Misery, Filth, Joy: Calaferte's Innocents
Requiem of the Innocent Louis Calaferte
Translation Amanda Hopkinson
A childhood in poverty, misery and cynicism; a search for friendship and a trust that is always broken. The powerlessness of children left on their own, exposed to the brutality of adults: all of these are depicted in a series of events. (Georges-Arthur Goldschmidt on Requiem des innocents)
His work is above all a testimony born of human suffering, and this is why we will continue to read him for many years to come.
Georges-Arthur Goldschmidt, La Quinzaine Littéraire
Largely autobiographical, this first novel by Louis Calaferte (a major success in 1952) depicts the author’s childhood and the lives of a gang of youngsters from extremely poor families who live in an abandoned zone on the edge of an unnamed city.

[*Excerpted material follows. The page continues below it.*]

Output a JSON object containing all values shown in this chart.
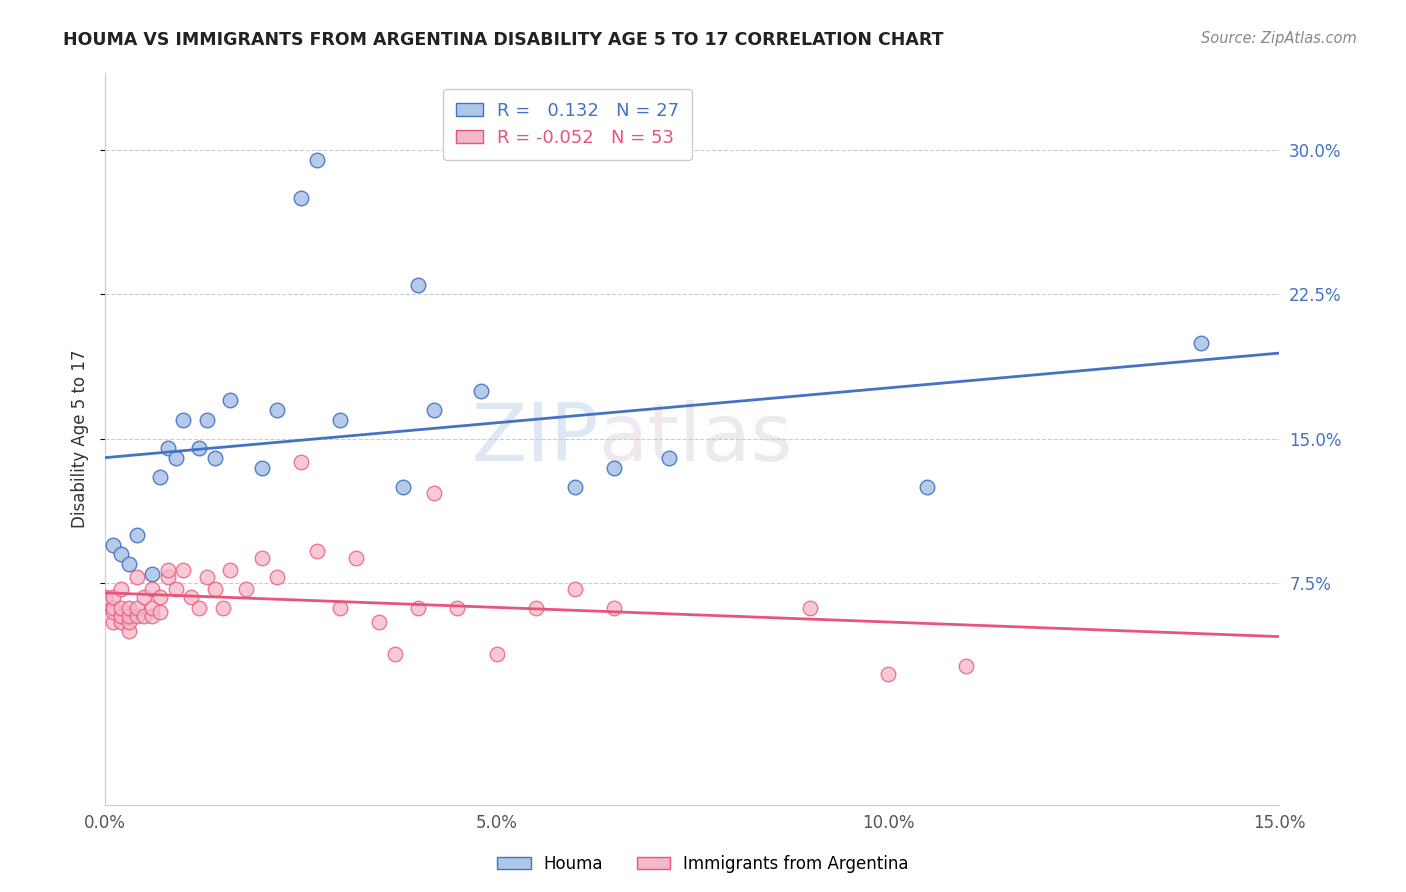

This is no place for the imagination. A zone outside a large city: shacks, a wasteland, shouts, blows, filth, alcohol, sexuality, brutality and ignorance, perversity, the cruel games of idle youth, all of this is real. As is the schoolmaster intent on giving his pupils a taste for human dignity. ‘I am fully aware,’ the author said, ‘that these pages are only worth something in the light of the emotion that, if my goal is reached, should seep out of these scenes, these facts – all of them real – that I have depicted.’ Heralded as revelatory in 1952, Requiem des innocents was Calaferte’s first novel. It is as potent as ever and remains one of the most important cries of revolt against misery and the injustice of the modern world. ‘Poor people are often driven to fight amongst themselves. You need someone on whom to take out your fury, your rage at being in the world and having to stay here.’
The characters and events might remind one of films by Fellini or Pier Paolo Pasolini. The book is a forgotten classic of twentieth-century French literature.